In our study, all 33 ILD patients were diagnosed with OSA. A lower RR predicted a higher AI, and a lower DLco predicted a higher HI. These parameters were also predictive factors for AHI and ODI4%. These results indicate that ILD patients who lack rapid breathing pattern and who reveal impaired diffusion capacity are at a high risk of severe OSA. For such patients, clinicians should actively consider examinations of sleep disorders. Moreover, two other significant findings were present.
First, the high occurrence of OSA was not significantly related to BMI, while the high prevalence of this complication is consistent with previous reports4–8. The mean BMI of the patients was 23.9 ± 4.6, and either underweight or normal weight patients were the major population of this study (23 of 33 patients). It is noteworthy that the group with such a background exhibited 100% prevalence of OSA. Moreover, BMI was not a significant predictive factor for the severity of OSA. These results suggest that factors other than obesity are implicated in the occurrence of OSA in ILD patients. Previous reports have presented some hypotheses for the relationship of these diseases, such as craniocaudal traction of the trachea resulting from decreased lung volume, which increases the collapsibility of the upper airway lesion13,14. Ventilatory control system instability also results from intermittent hypoxia, which possibly exacerbates this complication15,16. However, no results supporting these hypotheses were obtained from our study.
Second, lacking rapid breathing pattern and impaired diffusion capacity were significant predictive factors for the severity of OSA. Advanced ILD typically shows rapid and shallow breathing17, which means that RR rises in severe ILD. On the other hand, diffusing capacity is likely to be impaired along with the progression of ILD, resulting in a lower DLco. Namely, these parameters are likely to change in the opposite direction in a clinical course of ILD progression, as an increase in RR and a decrease in DLco. Therefore, the results of our study indicate that AI is likely to decrease with the progression of ILD, while HI is likely to increase. In other words, hypopnea may be the major constitutive factor of OSA in severe ILD (Figure 1). These results indicate the possibility that minimal pressure may be reasonable as an initial treatment with continuous positive airway pressure (CPAP) therapy for OSA complicated with ILD.
The underlying mechanism of the inverse relationship between RR and AI is unclear. However, progression of ILD leads to a decrease in FVC, which is known to exhibit a rapid and shallow breathing pattern responding to stretch receptor afferents from the periphery of the lung sensing mechanical load of increased lung elastance17. Under the condition that the afferent signal is strongly stimulated, transient cessation of respiration may be less likely to occur. Such a mechanism may explain the relationship between RR and AI, but this speculation lacks support from scientific evidence.
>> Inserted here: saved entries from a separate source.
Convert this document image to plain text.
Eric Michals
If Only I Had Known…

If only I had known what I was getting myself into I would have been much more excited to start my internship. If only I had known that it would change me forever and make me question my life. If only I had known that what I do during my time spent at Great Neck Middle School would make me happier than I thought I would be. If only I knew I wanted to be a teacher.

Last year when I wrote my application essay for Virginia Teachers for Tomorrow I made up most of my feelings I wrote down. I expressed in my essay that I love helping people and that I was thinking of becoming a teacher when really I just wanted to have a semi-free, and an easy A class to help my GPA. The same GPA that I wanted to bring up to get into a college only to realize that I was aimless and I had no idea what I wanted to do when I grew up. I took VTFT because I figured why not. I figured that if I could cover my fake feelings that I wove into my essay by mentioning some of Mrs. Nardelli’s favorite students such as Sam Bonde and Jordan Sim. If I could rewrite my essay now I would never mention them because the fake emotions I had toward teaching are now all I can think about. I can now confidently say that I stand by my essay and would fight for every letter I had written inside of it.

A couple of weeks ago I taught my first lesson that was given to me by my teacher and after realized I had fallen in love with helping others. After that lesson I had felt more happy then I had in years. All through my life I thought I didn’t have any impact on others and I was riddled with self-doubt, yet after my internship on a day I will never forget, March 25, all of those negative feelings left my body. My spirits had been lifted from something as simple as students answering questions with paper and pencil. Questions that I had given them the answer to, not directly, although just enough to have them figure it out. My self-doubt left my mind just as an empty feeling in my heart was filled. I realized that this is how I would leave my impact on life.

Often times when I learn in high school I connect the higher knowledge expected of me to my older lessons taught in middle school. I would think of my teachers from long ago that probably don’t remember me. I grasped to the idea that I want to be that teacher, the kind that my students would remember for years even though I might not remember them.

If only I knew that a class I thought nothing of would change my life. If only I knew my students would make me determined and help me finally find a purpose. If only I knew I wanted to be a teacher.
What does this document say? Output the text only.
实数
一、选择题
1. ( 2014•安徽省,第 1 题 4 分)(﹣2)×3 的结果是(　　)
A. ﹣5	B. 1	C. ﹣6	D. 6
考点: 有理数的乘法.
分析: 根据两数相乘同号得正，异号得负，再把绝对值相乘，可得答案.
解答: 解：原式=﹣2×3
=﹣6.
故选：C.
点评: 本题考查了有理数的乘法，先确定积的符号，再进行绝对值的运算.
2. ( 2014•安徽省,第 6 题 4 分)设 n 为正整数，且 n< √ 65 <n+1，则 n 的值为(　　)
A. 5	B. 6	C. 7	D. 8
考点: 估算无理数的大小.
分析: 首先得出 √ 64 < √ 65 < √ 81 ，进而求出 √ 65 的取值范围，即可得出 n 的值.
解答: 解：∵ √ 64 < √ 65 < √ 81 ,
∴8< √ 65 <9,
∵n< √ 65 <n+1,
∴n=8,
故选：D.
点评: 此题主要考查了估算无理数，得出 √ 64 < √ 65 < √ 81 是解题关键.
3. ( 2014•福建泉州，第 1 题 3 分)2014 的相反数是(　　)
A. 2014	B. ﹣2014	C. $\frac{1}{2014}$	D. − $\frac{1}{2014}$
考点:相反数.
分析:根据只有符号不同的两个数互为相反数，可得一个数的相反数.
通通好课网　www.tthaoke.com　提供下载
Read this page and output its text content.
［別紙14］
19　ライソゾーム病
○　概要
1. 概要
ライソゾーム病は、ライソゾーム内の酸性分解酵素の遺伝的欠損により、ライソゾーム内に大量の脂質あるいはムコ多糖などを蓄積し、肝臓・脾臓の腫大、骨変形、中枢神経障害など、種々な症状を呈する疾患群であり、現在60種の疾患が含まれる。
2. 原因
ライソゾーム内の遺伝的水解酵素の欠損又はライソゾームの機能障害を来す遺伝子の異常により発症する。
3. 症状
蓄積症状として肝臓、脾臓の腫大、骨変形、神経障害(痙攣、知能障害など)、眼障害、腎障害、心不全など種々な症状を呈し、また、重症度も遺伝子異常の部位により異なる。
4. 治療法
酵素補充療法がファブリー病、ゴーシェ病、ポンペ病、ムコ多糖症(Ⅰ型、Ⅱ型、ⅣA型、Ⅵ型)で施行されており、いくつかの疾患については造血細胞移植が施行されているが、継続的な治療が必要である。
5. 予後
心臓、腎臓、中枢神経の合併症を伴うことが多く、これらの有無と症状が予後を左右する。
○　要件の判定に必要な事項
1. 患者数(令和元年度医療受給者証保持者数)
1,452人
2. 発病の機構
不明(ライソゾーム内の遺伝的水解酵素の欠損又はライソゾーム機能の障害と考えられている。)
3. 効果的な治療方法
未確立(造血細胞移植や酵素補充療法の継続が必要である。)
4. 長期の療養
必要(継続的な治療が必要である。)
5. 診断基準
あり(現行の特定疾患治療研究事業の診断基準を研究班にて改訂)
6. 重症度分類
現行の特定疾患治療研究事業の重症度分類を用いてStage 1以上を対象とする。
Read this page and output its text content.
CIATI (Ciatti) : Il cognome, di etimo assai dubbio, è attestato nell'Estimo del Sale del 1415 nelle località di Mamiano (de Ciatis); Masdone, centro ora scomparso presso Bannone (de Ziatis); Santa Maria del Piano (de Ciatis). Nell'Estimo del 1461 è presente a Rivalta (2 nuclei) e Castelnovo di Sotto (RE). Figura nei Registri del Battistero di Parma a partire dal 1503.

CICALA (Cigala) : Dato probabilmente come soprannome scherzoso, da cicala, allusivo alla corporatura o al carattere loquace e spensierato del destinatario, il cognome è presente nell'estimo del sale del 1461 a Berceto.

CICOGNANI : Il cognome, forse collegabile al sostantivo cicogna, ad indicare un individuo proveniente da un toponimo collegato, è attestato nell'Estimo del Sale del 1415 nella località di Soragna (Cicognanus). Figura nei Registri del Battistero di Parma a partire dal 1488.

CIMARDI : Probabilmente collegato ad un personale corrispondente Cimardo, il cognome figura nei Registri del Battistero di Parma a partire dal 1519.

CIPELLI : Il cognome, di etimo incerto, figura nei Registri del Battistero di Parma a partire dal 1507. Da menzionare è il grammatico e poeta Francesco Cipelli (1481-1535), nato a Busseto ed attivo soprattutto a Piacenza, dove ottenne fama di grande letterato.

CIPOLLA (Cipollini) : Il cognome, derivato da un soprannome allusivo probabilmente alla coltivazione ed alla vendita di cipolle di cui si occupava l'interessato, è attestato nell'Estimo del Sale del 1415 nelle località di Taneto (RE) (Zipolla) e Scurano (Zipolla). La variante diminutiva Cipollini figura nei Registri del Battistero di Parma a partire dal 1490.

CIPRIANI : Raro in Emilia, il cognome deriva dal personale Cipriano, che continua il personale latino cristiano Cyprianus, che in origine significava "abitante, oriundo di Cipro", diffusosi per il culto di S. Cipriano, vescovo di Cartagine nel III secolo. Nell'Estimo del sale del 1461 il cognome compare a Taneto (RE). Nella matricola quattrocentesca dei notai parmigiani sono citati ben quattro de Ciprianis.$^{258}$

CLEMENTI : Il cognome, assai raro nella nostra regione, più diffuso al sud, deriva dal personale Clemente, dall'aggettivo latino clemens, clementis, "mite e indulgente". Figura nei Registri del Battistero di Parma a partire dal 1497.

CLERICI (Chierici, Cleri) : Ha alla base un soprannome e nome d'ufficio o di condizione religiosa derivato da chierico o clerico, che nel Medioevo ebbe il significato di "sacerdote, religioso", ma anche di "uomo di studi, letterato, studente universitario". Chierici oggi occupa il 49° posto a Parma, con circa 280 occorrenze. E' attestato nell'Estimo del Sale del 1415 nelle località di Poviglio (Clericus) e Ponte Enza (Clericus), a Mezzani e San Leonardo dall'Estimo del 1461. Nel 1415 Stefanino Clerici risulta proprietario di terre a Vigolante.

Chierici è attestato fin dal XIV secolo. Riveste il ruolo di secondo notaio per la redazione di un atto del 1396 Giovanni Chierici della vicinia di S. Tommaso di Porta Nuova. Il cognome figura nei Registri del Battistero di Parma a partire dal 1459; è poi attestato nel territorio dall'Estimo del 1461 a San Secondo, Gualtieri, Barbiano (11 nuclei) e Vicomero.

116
The causal relationship between lower DLco and higher HI suggests that impaired diffusing capacity is likely to exhibit a drop in PaO2 only by a weak airflow limitation. Namely, craniocaudal traction of the trachea caused by restrictive lung disease or a shallow breathing pattern of ILD may lead to subtle airflow limitation. This may not be enough for a complete cessation of breathing but may lead to a more prominent drop in PaO2, especially in patients with lower DLco. Moreover, if the diffusing capacity is severely impaired, the baseline PaO2 is also likely to be lower. Such a condition means they are sitting on the steep slope of the oxygen dissociation curve, which also increases the likelihood of SpO2 dropping.
Previously, several authors have investigated the relationship between OSA and ILD, while very few of them have clearly distinguished AI and HI. However, considering the preciseness of their definition, AI and HI are strictly not synonymous parameters. Namely, AI reflects complete airflow cessation, HI reflects a likelihood of desaturation with subtle airflow limitation, and it seems that they correspond to different etiologies. Therefore, we investigated the relationship between ILD and OSA by distinguishing AI and HI, which was a unique point in this study.
There are some limitations of our study. First, this was a single-center study with a small sample size. Second, the study did not examine whether the treatment of ILD affects the severity of OSA. A future randomized control study is needed.
In conclusion, there was a high incidence rate of OSA in patients with ILD. RR and DLco were predictive factors of OSA severity. ILD patients should be actively evaluated for the presence of sleep disorders, especially when they lack rapid breathing pattern and reveal lower DLco.